Remember Chris Martin? He was that random offseason pickup no one really paid attention to last year, then bam, he was on the Opening Day roster. The five guys in this group are candidates to be this year’s Chris Martin. Here’s how they can make the team out of camp:

  • Chris Denorfia: Unlike most of the team’s depth outfielders, Denorfia hits right-handed and he has a lot of MLB experience. He strikes me as the top bench candidate should Ellsbury’s wrist injury linger.
  • Pete Kozma: What if the Yankees want to give Refsnyder some more Triple-A time to continue working at third? Kozma, a veteran utility man, is the annoyingly obvious alternative.
  • Tyler Olson: Having a very good spring and could fill one of the open bullpen spots. Olson is a true lefty specialist and Girardi sure does love his matchups.
  • Anthony Swarzak: Swarzak has been solid overall, and he’s another guy with MLB experience. The fact he can throw multiple innings may land him in the bullpen.
  • Kirby Yates: Quietly shoving this spring (4 IP, 2 H, 0 R, 1 BB, 6 K) and he has big league time under his belt. With none of the shuttle guys standing put, Yates could grab a bullpen spot.

Yeah, you don’t have to try real hard to see one or two (or three) of these guys making the team, do you? It’s surprisingly easy, in fact. I swear, these guys just sneak up on you. You overlook them as cast-offs when they’re acquired, and before you know, they’re standing on the foul line and being introduced on Opening Day. Baseball, man.

Long Shots To Make The Team (8)

Never say never, but I am comfortable saying these last eight players are very unlikely to make the Opening Day roster. Catchers Carlos Corporan and Eddy Rodriguez remain in camp, though Girardi has dismissed them as backup catcher candidates. They’re still around so McCann, Romine, and Sanchez don’t have to catch every inning of every spring game. That’s all.

Chris Parmelee was signed to replace Bird as the Triple-A first baseman, so he’s going to Triple-A. The only way he makes the Opening Day roster is if Teixeira gets hurt. (I don’t think he’d make it if A-Rod got hurt. They’d use Beltran at DH in that case.) Ronald Torreyes had gotten a look at third base this spring and he’s been fine overall. At this point I think he’s behind Refsnyder and Kozma on the backup infield depth chart.

Kristen Orfia. (Presswire)
Kristen Orfia. (Presswire)

In addition to Denorfia, Slade Heathcott and Cesar Puello are the last remaining spare outfielders in camp.
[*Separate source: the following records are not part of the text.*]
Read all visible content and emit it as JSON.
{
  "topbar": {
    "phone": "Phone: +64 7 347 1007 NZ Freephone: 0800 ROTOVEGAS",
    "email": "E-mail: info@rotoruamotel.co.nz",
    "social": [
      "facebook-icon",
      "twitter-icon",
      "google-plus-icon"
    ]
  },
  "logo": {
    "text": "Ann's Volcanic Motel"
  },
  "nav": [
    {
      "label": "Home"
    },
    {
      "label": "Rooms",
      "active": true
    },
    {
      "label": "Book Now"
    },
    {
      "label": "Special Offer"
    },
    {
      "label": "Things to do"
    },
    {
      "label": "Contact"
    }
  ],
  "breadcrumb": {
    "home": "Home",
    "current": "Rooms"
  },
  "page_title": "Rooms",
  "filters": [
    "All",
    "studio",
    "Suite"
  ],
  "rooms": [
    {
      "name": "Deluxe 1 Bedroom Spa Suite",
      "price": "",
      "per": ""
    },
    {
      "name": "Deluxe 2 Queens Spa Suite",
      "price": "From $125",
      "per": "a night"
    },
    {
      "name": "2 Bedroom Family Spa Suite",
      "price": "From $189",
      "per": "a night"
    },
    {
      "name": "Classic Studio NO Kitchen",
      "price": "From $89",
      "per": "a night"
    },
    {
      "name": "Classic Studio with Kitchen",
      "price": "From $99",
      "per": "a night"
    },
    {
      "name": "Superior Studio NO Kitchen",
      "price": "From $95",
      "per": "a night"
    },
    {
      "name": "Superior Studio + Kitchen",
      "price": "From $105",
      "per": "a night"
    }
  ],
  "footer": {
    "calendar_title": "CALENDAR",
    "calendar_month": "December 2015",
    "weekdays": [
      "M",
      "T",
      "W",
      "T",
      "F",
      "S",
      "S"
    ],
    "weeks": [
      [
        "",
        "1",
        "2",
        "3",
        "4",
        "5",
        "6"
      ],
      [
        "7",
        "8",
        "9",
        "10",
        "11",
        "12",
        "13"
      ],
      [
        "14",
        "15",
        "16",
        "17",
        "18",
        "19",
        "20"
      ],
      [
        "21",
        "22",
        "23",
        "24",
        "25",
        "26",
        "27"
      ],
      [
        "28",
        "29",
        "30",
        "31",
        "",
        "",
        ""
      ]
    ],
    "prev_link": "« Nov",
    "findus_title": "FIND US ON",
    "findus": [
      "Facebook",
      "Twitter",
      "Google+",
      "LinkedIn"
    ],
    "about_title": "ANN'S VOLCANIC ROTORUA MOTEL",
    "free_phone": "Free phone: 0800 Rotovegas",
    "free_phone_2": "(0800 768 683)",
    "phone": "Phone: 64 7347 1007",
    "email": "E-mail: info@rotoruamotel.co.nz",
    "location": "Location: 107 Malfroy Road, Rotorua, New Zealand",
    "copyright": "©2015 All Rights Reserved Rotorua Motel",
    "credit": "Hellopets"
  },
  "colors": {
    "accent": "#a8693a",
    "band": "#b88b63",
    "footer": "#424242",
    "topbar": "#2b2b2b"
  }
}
Heathcott has been brutal during Grapefruit League play (1-for-22!), and while that isn’t everything, I think it puts him behind Denorfia on the depth chart should Ellsbury stay hurt. Puello’s been great in camp, but this is a guy who played one game last season due to a back injury. I can’t see him sticking even if Ellsbury’s wrist problem lingers.
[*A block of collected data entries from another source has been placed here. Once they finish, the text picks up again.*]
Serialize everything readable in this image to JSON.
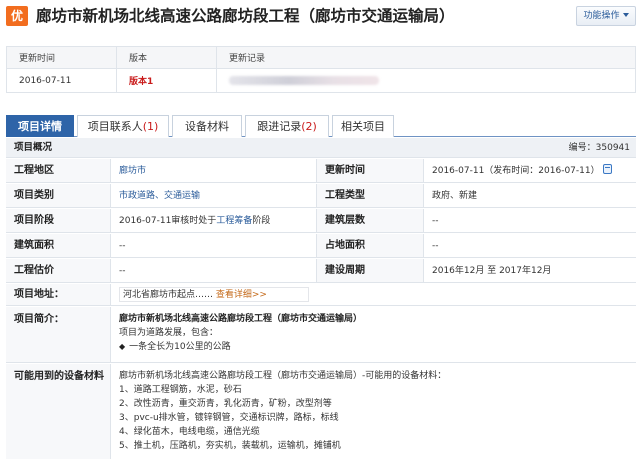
{
  "header": {
    "badge": "优",
    "title": "廊坊市新机场北线高速公路廊坊段工程（廊坊市交通运输局）",
    "func_button": "功能操作"
  },
  "versions": {
    "col_time": "更新时间",
    "col_version": "版本",
    "col_record": "更新记录",
    "row_time": "2016-07-11",
    "row_version": "版本1"
  },
  "tabs": [
    {
      "label": "项目详情",
      "count": ""
    },
    {
      "label": "项目联系人",
      "count": "(1)"
    },
    {
      "label": "设备材料",
      "count": ""
    },
    {
      "label": "跟进记录",
      "count": "(2)"
    },
    {
      "label": "相关项目",
      "count": ""
    }
  ],
  "overview": {
    "label": "项目概况",
    "number": "编号：350941"
  },
  "fields": {
    "region_label": "工程地区",
    "region_value": "廊坊市",
    "update_label": "更新时间",
    "update_value": "2016-07-11（发布时间：2016-07-11）",
    "category_label": "项目类别",
    "category_value": "市政道路、交通运输",
    "eng_type_label": "工程类型",
    "eng_type_value": "政府、新建",
    "stage_label": "项目阶段",
    "stage_prefix": "2016-07-11审核时处于",
    "stage_link": "工程筹备",
    "stage_suffix": "阶段",
    "floors_label": "建筑层数",
    "floors_value": "--",
    "area_label": "建筑面积",
    "area_value": "--",
    "land_label": "占地面积",
    "land_value": "--",
    "cost_label": "工程估价",
    "cost_value": "--",
    "period_label": "建设周期",
    "period_value": "2016年12月  至  2017年12月",
    "address_label": "项目地址：",
    "address_value": "河北省廊坊市起点……",
    "address_link": "查看详细>>",
    "intro_label": "项目简介：",
    "intro_title": "廊坊市新机场北线高速公路廊坊段工程（廊坊市交通运输局）",
    "intro_line1": "项目为道路发展，包含：",
    "intro_bullet": "◆",
    "intro_line2": "一条全长为10公里的公路",
    "equip_label": "可能用到的设备材料",
    "equip_line0": "廊坊市新机场北线高速公路廊坊段工程（廊坊市交通运输局）-可能用的设备材料：",
    "equip_line1": "1、道路工程钢筋，水泥，砂石",
    "equip_line2": "2、改性沥青，重交沥青，乳化沥青，矿粉，改型剂等",
    "equip_line3": "3、pvc-u排水管，镀锌钢管，交通标识牌，路标，标线",
    "equip_line4": "4、绿化苗木，电线电缆，通信光缆",
    "equip_line5": "5、推土机，压路机，夯实机，装载机，运输机，摊铺机"
  }
}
The last two arms in camp are Diego Moreno and Luis Cessa. The Yankees really like Cessa — Cashman in particular has talked him up — and he’s looked pretty good in his limited action. Those are the key words there, limited action. He’s appeared in only three Spring Training games, and if the Yankees were seriously considering Cessa for the roster, he’d get more looks. Pitching two innings once a week suggests he’s on the outside looking in. That’s fine. He could use more Triple-A time anyway.

The Yankees seem to like Moreno more than we realize — he’s been mentioned as a call-up candidate for two or three years now — and I wouldn’t be surprised to see him again this summer. He is not on the 40-man roster right now, and he hasn’t pitched well in camp (six runs in 5.1 innings), so it seems safe to say Diego is way down on the Opening Day bullpen depth chart at the moment. The Yankees have too many other candidates.

* * *

With Opening Day two weeks away, it appears the Yankees have 22 of their 25 roster spots figured out. They need to pick a backup catcher and decide who will hold down the last two bullpen spots on a temporary basis. I assume those will be shuttle spots, with new guys cycling in and out as necessary, especially early in the season. The next round of roster cuts should be coming next weekend, and that may lend some clarity to the bullpen situation.